Retail meat collection and bacteria isolation protocols differ dependent on the NARMS state. All states tested retail meat for Salmonella contamination, however only Georgia, Oregon, Maryland, and Tennessee tested retail meat for all bacteria genera—CampylobacterE. coli, Enterococcus, and Salmonella. Other states were only required to test poultry samples for Campylobacter contamination40. Therefore, sensitivity analyses were performed to investigate MDR bacterial contamination risk factors among retail meats in (1) the four states which cultured for all four bacteria genera, (2) Salmonella isolates among all meat samples, and (3) Campylobacter isolates among poultry samples.

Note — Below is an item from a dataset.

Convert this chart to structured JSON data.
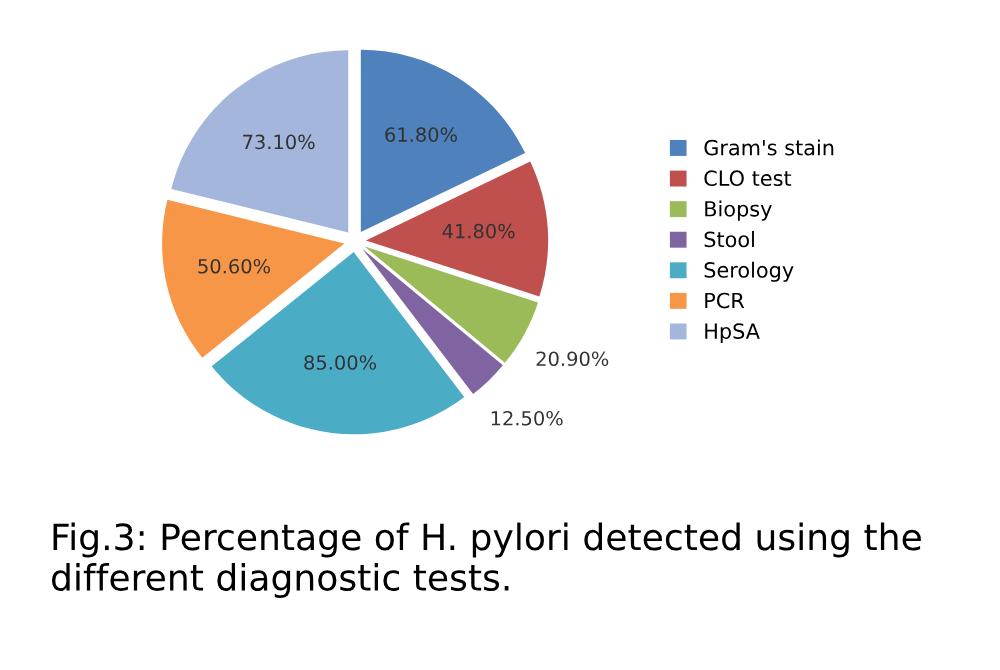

To account for missing data, we performed a sensitivity analysis to compare results from the primary, complete case analysis, with those estimated with an imputed dataset. Multiple imputation by chained equations was performed using the mice package, version 3.15.0, in R statistical computing program (RStudio Team (2015). RStudio: Integrated Development for R. RStudio, Inc., Boston, MA URL http://www.rstudio.com/). Missing values were regressed from several variables, including bacterial contamination, bacteria MDR status, number of classes of resistance for those bacteria, date of collection, cut of meat, USDA-certified Organic label on meat, USDA-certified meat processor, raised without antibiotic label status, meat type, state collected, region processed, if meat moved across state lines, the longitude and latitude of where the meat was sampled and where the meat was processed, and the distance that the meat traveled between processor and retail store in miles. Five iterations of the multiple imputation were analyzed with pooled results.

Processor to retail maps

A series of maps were developed to depict the shipment of individual retail meat types within the NARMS states during 2012–2014, using the maps package, version 3.4.1, in RStudio. Using locations gathered through MPI queries and the NARMS database, we aggregated processors and retailers to the state level. Individual retail meat collections were stratified based upon their path, from processor to retail, and connected with an arched line. Those pathways were then evaluated for prevalence of MDR bacterial contamination.